Os dias sem comer algo substancioso elevavam cada vez mais a sua fome. O torpor característico pela falta de alimentos ameaçava sua visão e, cambaleante, ele levantava a cabeça na tentativa de farejar algo palatável. Os músculos já haviam perdido a robustez de outrora, restando apenas uma pele sem brilho e elástica a cobrir-lhe os ossos pontudos. À imponência do jovem do passado restava tão-somente um esqueleto ambulante, resistente ao fim que se aproximava, portando ainda, como salvaguarda dos tempos gloriosos, os proeminentes caninos já amarelados.
O último combate que travara com aquele jovem macho impusera uma queda espetacular pela ravina, premiando-o com uma fratura na parte superior do fêmur, que o deixou imóvel por dias no fundo do precipício, sedento e faminto.
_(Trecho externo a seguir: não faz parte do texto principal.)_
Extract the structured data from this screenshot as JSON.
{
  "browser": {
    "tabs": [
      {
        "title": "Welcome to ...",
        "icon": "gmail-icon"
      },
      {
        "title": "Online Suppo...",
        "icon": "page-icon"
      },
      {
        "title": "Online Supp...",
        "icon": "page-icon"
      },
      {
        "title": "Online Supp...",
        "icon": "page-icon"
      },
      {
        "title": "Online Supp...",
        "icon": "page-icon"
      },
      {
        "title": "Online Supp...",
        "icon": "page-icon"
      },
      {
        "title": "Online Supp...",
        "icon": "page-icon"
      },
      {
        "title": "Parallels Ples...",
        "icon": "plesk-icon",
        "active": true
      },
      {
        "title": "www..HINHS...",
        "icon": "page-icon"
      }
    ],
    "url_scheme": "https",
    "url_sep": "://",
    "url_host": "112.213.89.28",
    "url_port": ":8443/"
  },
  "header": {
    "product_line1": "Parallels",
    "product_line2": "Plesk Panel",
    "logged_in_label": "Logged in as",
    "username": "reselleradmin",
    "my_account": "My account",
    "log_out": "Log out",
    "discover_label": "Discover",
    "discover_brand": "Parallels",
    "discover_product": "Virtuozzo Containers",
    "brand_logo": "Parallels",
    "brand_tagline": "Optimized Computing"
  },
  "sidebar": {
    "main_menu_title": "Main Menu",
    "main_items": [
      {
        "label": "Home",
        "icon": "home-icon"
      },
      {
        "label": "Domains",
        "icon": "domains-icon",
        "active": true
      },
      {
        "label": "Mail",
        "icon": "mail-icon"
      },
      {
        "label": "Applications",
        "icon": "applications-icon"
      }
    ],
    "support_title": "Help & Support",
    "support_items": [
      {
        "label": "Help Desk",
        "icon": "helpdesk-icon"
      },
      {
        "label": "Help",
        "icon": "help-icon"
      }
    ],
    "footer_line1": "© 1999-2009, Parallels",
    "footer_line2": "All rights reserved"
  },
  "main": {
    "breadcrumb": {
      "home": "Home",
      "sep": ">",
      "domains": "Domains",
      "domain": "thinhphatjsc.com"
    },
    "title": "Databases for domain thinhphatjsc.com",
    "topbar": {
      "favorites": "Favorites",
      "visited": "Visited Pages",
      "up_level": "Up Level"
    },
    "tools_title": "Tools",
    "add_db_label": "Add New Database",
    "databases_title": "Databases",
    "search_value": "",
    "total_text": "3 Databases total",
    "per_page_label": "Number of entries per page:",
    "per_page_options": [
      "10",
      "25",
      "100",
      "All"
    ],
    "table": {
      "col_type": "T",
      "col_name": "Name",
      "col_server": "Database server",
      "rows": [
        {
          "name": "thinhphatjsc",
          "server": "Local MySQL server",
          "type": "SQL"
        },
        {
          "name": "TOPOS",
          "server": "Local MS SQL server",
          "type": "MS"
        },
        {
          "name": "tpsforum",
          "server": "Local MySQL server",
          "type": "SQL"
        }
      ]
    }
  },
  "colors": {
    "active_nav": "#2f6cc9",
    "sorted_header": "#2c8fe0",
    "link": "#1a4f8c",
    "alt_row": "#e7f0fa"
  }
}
Acompanhar os rastros do pequeno roedor, agora, no meio do capoeirão, através da planície larga e por entre as rochas era quase uma brincadeira, não exigindo uma arte elaborada. E era tudo o que podia fazer, uma vez que seu corpo não o ajudava mais. Os ombros e parte do lado esquerdo doíam muito e cada escapada para ir buscar comida era tida como uma tortura para o velho caçador. E essas escapadas eram, em sua maioria, frustrantes.
Certa vez, numa tarde ensolarada, quando descansava a cabeça por sobre as patas dianteiras, um pequeno lagarto passou vagarosamente próximo aos seus dentões, entretendo-se, em seguida, a farejar aquele animal enorme, velho e cansado, adormecido às portas de sua toca. O Smilodon, surpreendido com a ousadia daquele bicho, tentou abatê-lo com uma de suas fortes patadas, mas teve que desistir tão logo iniciara o movimento, pois o flanco esquerdo mais uma vez acusava a dor. Estas lembranças sempre o atormentavam.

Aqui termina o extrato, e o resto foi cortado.